En otras palabras, a muchos educadores de mi generación les molesta que los muchachos pasen mucho tiempo frente a las pantallas. Suponen que se la pasan jugando y que el conocimiento verdadero solo se encuentra en las estanterías de las bibliotecas físicas. Mi mayor sorpresa cuando visité la biblioteca central de Helsinki fue que casi no existen los libros en físico. Las bibliotecas de hoy, como la BINAES en El Salvador, utilizan otras formas de consulta en línea conectadas con almacenes externos, que combinan con talleres de tecnología, áreas de coworking y espacios de socialización en forma de cafeterías. Los viernes y los sábados esas zonas de aprendizaje permanecen abarrotadas.
Tal como ocurrió cuando apareció el Internet, los profesores universitarios de hoy no han entendido que las formas de aprendizaje, de relacionarse y consumir cultura han cambiado ostensiblemente. Si nos quejamos de la generación de hoy, la pregunta no debe ser por qué los estudiantes llegan mal preparados, sino ¿quién está educando a esta generación? Tampoco hemos aprendido a reconocer que los grandes inventos -Internet en su momento y ahora la inteligencia artificial— generan desconcierto y estremecen las costumbres y las formas de pensar. Decir que los jóvenes de hoy no son como los de antes es una obviedad. Lo importante es ayudarles a adaptarse a los nuevos tiempos.

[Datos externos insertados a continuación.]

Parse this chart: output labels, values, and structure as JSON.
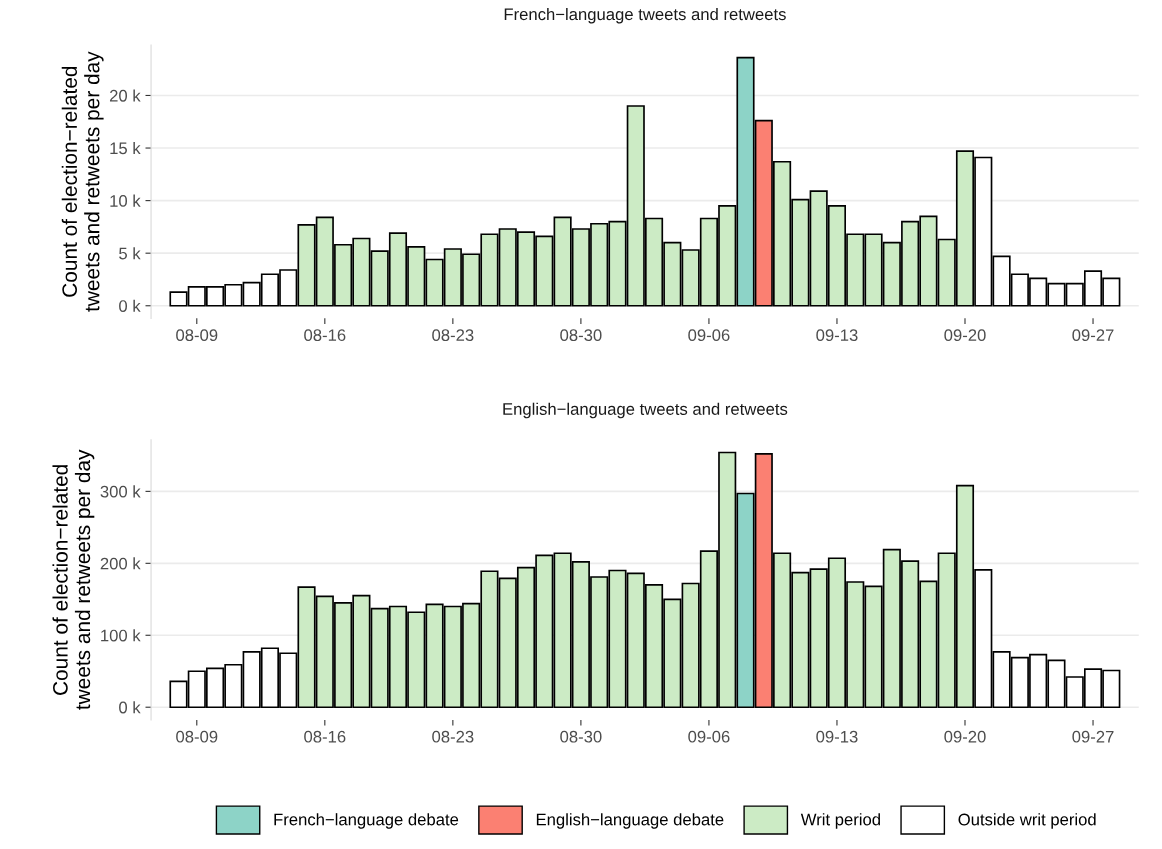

Si bien las nuevas generaciones presentan problemas de concentración y detestan las lecturas extensas, se debe a que se desarrollan en otro tipo de ecología cognitiva. El joven moderno puede que esté desarrollando otras capacidades como la lectura multinodal, la navegación en enormes volúmenes de información, la rapidez para establecer conexiones o una notable adaptación tecnológica. ¿No deberían los profesores enseñar a los alumnos aprovechando la tecnología que estos manejan con toda naturalidad?
Lo que sí parece claro es que no basta con ofrecer un par de sitios web para desarrollar un ensayo o una composición. Hay que enseñarles a los estudiantes cómo escribir ese ensayo utilizando las diversas plataformas, como ChatGPT. Por otro lado, me pregunto cuántas universidades locales ya echan mano de los llamados “juegos serios” que muestran cómo aprender ciencias, literatura, lenguaje y sociología mediante experiencias interactivas.

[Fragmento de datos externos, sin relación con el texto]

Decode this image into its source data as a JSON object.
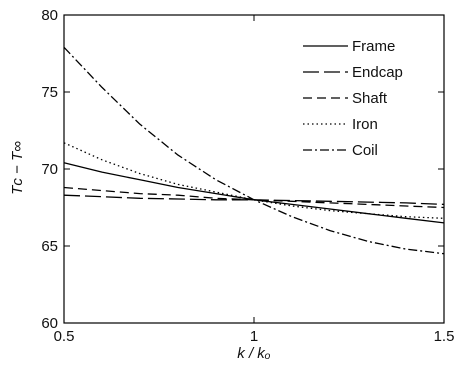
{
  "chart_data": {
    "type": "line",
    "title": "",
    "xlabel": "k / kₒ",
    "ylabel": "Tᴄ − T∞",
    "xlim": [
      0.5,
      1.5
    ],
    "ylim": [
      60,
      80
    ],
    "xticks": [
      0.5,
      1,
      1.5
    ],
    "xtick_labels": [
      "0.5",
      "1",
      "1.5"
    ],
    "yticks": [
      60,
      65,
      70,
      75,
      80
    ],
    "ytick_labels": [
      "60",
      "65",
      "70",
      "75",
      "80"
    ],
    "grid": false,
    "legend_position": "top-right",
    "series": [
      {
        "name": "Frame",
        "style": "solid",
        "x": [
          0.5,
          0.6,
          0.7,
          0.8,
          0.9,
          1.0,
          1.1,
          1.2,
          1.3,
          1.4,
          1.5
        ],
        "y": [
          70.4,
          69.8,
          69.3,
          68.8,
          68.4,
          68.0,
          67.7,
          67.4,
          67.1,
          66.8,
          66.5
        ]
      },
      {
        "name": "Endcap",
        "style": "long-dash",
        "x": [
          0.5,
          0.6,
          0.7,
          0.8,
          0.9,
          1.0,
          1.1,
          1.2,
          1.3,
          1.4,
          1.5
        ],
        "y": [
          68.3,
          68.2,
          68.1,
          68.05,
          68.0,
          68.0,
          67.95,
          67.9,
          67.85,
          67.8,
          67.7
        ]
      },
      {
        "name": "Shaft",
        "style": "short-dash",
        "x": [
          0.5,
          0.6,
          0.7,
          0.8,
          0.9,
          1.0,
          1.1,
          1.2,
          1.3,
          1.4,
          1.5
        ],
        "y": [
          68.8,
          68.6,
          68.4,
          68.3,
          68.1,
          68.0,
          67.9,
          67.8,
          67.7,
          67.6,
          67.5
        ]
      },
      {
        "name": "Iron",
        "style": "dotted",
        "x": [
          0.5,
          0.6,
          0.7,
          0.8,
          0.9,
          1.0,
          1.1,
          1.2,
          1.3,
          1.4,
          1.5
        ],
        "y": [
          71.7,
          70.6,
          69.7,
          69.0,
          68.5,
          68.0,
          67.6,
          67.3,
          67.1,
          66.9,
          66.8
        ]
      },
      {
        "name": "Coil",
        "style": "dash-dot",
        "x": [
          0.5,
          0.6,
          0.7,
          0.8,
          0.9,
          1.0,
          1.1,
          1.2,
          1.3,
          1.4,
          1.5
        ],
        "y": [
          77.9,
          75.3,
          72.9,
          70.9,
          69.3,
          68.0,
          66.9,
          66.0,
          65.3,
          64.8,
          64.5
        ]
      }
    ]
  }
}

El reto ahora consiste en lograr que los profesores se adapten a estas tecnologías. Y quizás el reto más grande sea cómo reconfigurar los modelos pedagógicos que todavía utilizan categorías del siglo XX, con la actual revolución tecnológica.
Me atrevería a pensar que la responsabilidad del desfase recae más en los profesores que en los jóvenes estudiantes. Además, mientras el sistema educativo nacional esté desconectado de las exigencias de la sociedad moderna, seguirá ofreciendo una formación que reduce el verdadero potencial de los alumnos, dejándolos desprotegidos ante las demandas del entorno global.